Importing, exporting and documenting contemporary art collections for private residences and hospitality projects
Sometimes we look at a finished hotel project or a private collection and forget how many people, conversations, and countries were involved before the artworks ever arrived.
An artwork might begin in an artist’s studio in New York, move through a gallery in Zurich, be framed in Austria, stored in Switzerland, pass through customs, and eventually arrive in a hotel suite, a restaurant, or a private residence on the other side of the world. By the time someone encounters that artwork for the first time, it may already have traveled thousands of miles and passed through dozens of hands.
Most of this journey remains invisible. Guests checking into a hotel rarely think about condition reports, certificates, insurance documents, customs paperwork, or shipping coordination. They simply experience the artwork where it belongs. In many ways, that is exactly how it should feel.
After working internationally for more than a decade, this process has become such a natural part of our work that we rarely stop to think about it.
After working internationally for more than a decade, this process has become such a natural part of our work that we rarely stop to think about it. Recently, however, it reminded us how much trust is involved every time an artwork changes hands. A collector trusts that the work will arrive safely. A gallery trusts that it will be handled professionally. An artist trusts that the artwork will be presented as intended. Every step depends on people working together behind the scenes.

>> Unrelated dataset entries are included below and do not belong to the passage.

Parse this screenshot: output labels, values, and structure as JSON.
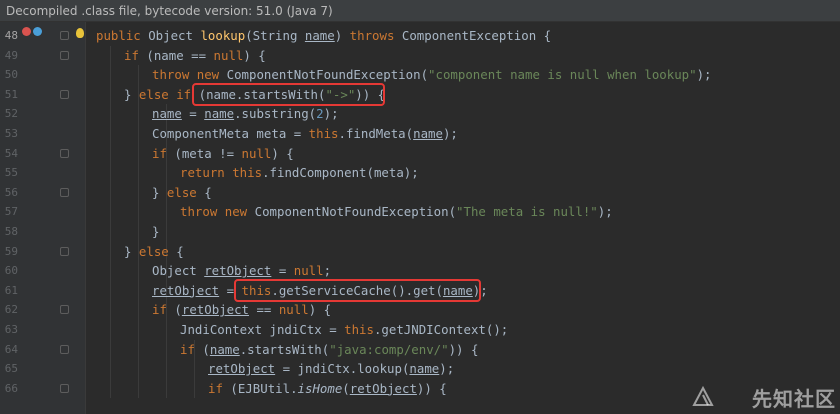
{
  "banner": {
    "text": "Decompiled .class file, bytecode version: 51.0 (Java 7)"
  },
  "watermark": {
    "text": "先知社区"
  },
  "colors": {
    "keyword": "#cc7832",
    "string": "#6a8759",
    "function": "#ffc66d",
    "number": "#6897bb",
    "highlight_box": "#e53935"
  },
  "lines": [
    {
      "no": "48",
      "tokens": [
        [
          "kw",
          "public "
        ],
        [
          "t",
          "Object "
        ],
        [
          "fn",
          "lookup"
        ],
        [
          "t",
          "(String "
        ],
        [
          "ul",
          "name"
        ],
        [
          "t",
          ") "
        ],
        [
          "kw",
          "throws "
        ],
        [
          "t",
          "ComponentException {"
        ]
      ]
    },
    {
      "no": "49",
      "tokens": [
        [
          "kw",
          "if "
        ],
        [
          "t",
          "(name == "
        ],
        [
          "kw",
          "null"
        ],
        [
          "t",
          ") {"
        ]
      ]
    },
    {
      "no": "50",
      "tokens": [
        [
          "kw",
          "throw new "
        ],
        [
          "t",
          "ComponentNotFoundException("
        ],
        [
          "str",
          "\"component name is null when lookup\""
        ],
        [
          "t",
          ");"
        ]
      ]
    },
    {
      "no": "51",
      "tokens": [
        [
          "t",
          "} "
        ],
        [
          "kw",
          "else if "
        ],
        [
          "t",
          "(name.startsWith("
        ],
        [
          "str",
          "\"->\""
        ],
        [
          "t",
          ")) {"
        ]
      ]
    },
    {
      "no": "52",
      "tokens": [
        [
          "ul",
          "name"
        ],
        [
          "t",
          " = "
        ],
        [
          "ul",
          "name"
        ],
        [
          "t",
          ".substring("
        ],
        [
          "num",
          "2"
        ],
        [
          "t",
          ");"
        ]
      ]
    },
    {
      "no": "53",
      "tokens": [
        [
          "t",
          "ComponentMeta meta = "
        ],
        [
          "kw",
          "this"
        ],
        [
          "t",
          ".findMeta("
        ],
        [
          "ul",
          "name"
        ],
        [
          "t",
          ");"
        ]
      ]
    },
    {
      "no": "54",
      "tokens": [
        [
          "kw",
          "if "
        ],
        [
          "t",
          "(meta != "
        ],
        [
          "kw",
          "null"
        ],
        [
          "t",
          ") {"
        ]
      ]
    },
    {
      "no": "55",
      "tokens": [
        [
          "kw",
          "return this"
        ],
        [
          "t",
          ".findComponent(meta);"
        ]
      ]
    },
    {
      "no": "56",
      "tokens": [
        [
          "t",
          "} "
        ],
        [
          "kw",
          "else "
        ],
        [
          "t",
          "{"
        ]
      ]
    },
    {
      "no": "57",
      "tokens": [
        [
          "kw",
          "throw new "
        ],
        [
          "t",
          "ComponentNotFoundException("
        ],
        [
          "str",
          "\"The meta is null!\""
        ],
        [
          "t",
          ");"
        ]
      ]
    },
    {
      "no": "58",
      "tokens": [
        [
          "t",
          "}"
        ]
      ]
    },
    {
      "no": "59",
      "tokens": [
        [
          "t",
          "} "
        ],
        [
          "kw",
          "else "
        ],
        [
          "t",
          "{"
        ]
      ]
    },
    {
      "no": "60",
      "tokens": [
        [
          "t",
          "Object "
        ],
        [
          "ul",
          "retObject"
        ],
        [
          "t",
          " = "
        ],
        [
          "kw",
          "null"
        ],
        [
          "t",
          ";"
        ]
      ]
    },
    {
      "no": "61",
      "tokens": [
        [
          "ul",
          "retObject"
        ],
        [
          "t",
          " = "
        ],
        [
          "kw",
          "this"
        ],
        [
          "t",
          ".getServiceCache().get("
        ],
        [
          "ul",
          "name"
        ],
        [
          "t",
          ");"
        ]
      ]
    },
    {
      "no": "62",
      "tokens": [
        [
          "kw",
          "if "
        ],
        [
          "t",
          "("
        ],
        [
          "ul",
          "retObject"
        ],
        [
          "t",
          " == "
        ],
        [
          "kw",
          "null"
        ],
        [
          "t",
          ") {"
        ]
      ]
    },
    {
      "no": "63",
      "tokens": [
        [
          "t",
          "JndiContext jndiCtx = "
        ],
        [
          "kw",
          "this"
        ],
        [
          "t",
          ".getJNDIContext();"
        ]
      ]
    },
    {
      "no": "64",
      "tokens": [
        [
          "kw",
          "if "
        ],
        [
          "t",
          "("
        ],
        [
          "ul",
          "name"
        ],
        [
          "t",
          ".startsWith("
        ],
        [
          "str",
          "\"java:comp/env/\""
        ],
        [
          "t",
          ")) {"
        ]
      ]
    },
    {
      "no": "65",
      "tokens": [
        [
          "ul",
          "retObject"
        ],
        [
          "t",
          " = jndiCtx.lookup("
        ],
        [
          "ul",
          "name"
        ],
        [
          "t",
          ");"
        ]
      ]
    },
    {
      "no": "66",
      "tokens": [
        [
          "kw",
          "if "
        ],
        [
          "t",
          "(EJBUtil."
        ],
        [
          "ital",
          "isHome"
        ],
        [
          "t",
          "("
        ],
        [
          "ul",
          "retObject"
        ],
        [
          "t",
          ")) {"
        ]
      ]
    }
  ]
}
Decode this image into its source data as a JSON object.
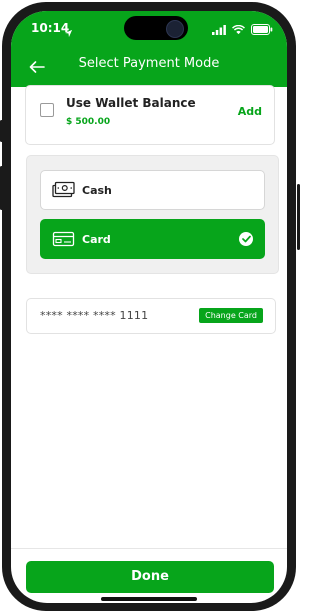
{
  "status_bar": {
    "time": "10:14",
    "icons": [
      "location-arrow-icon",
      "signal-bars-icon",
      "wifi-icon",
      "battery-icon"
    ]
  },
  "header": {
    "title": "Select Payment Mode",
    "back_icon": "arrow-left-icon"
  },
  "wallet": {
    "label": "Use Wallet Balance",
    "amount": "$ 500.00",
    "add_label": "Add",
    "checked": false
  },
  "payment_options": [
    {
      "label": "Cash",
      "icon": "cash-icon",
      "selected": false
    },
    {
      "label": "Card",
      "icon": "card-icon",
      "selected": true
    }
  ],
  "saved_card": {
    "number": "**** **** **** 1111",
    "change_label": "Change Card"
  },
  "footer": {
    "done_label": "Done"
  },
  "colors": {
    "accent": "#07a51b",
    "panel": "#f0f0f0",
    "text": "#222222"
  }
}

A private collection we built for collectors in Victoria, Canada, remains one of the projects where this became especially tangible. The works were sourced internationally and shipped from Zurich, New York, and Hong Kong, bringing together both blue-chip and contemporary artworks within a private home. Each artwork arrived with its own documentation, condition report, import documents, and gallery contacts. Some works required video inspections before release. Others involved detailed conversations with galleries, condition reviews, and close coordination with the fine art shipper before they could continue their journey.
Our role was to hold that process together on behalf of the collectors. We worked directly with galleries, reviewed condition documentation, coordinated shipping and import procedures, and ensured that invoices, certificates, insurance values, packing information, and customs records all aligned before the artworks moved. Much of this happened long before the collectors experienced the collection in their home, yet it formed the foundation for everything that followed.
The same responsibility appears in a different form within hospitality projects, where the number of artworks, stakeholders, and timelines often adds another layer of complexity. During our work for Mandarin Oriental Savoy Zurich, we developed a collection connected to the hotel’s identity, history, and interior concept by Tristan Auer. While many of the artists were based in Switzerland, the journey of the collection extended beyond Zurich itself.
What appeared to be a straightforward production decision quickly became a carefully coordinated process involving transport, storage, quality control, framing, insurance, export, and re-import into Switzerland before final installation.
At that stage, the collection became a choreography of artworks, documents, schedules, and people. Each work needed to correspond with the artwork matrix, insurance records, condition reports, frame specifications, and final room allocations. Every movement had to be documented. Every delivery needed to align with the wider hotel timeline.
Over the years, we have come to see this side of the process differently. Importing, exporting, documenting, storing, framing, and installing artworks may appear administrative on the surface, but each step helps protect the artwork and the story that comes with it. A condition report records a moment in the life of a work. A certificate helps establish authenticity. Import documents create a record of how an artwork traveled and entered a collection. Together, these details help preserve the integrity of a collection long after the installation is complete.
Most people will never see this work, and in many ways that is the goal. When everything has been handled well, the process disappears, and the art remains. For us, that is one of the most rewarding parts of the journey: creating the conditions for artworks to move safely across borders, arrive where they belong, and begin their next chapter.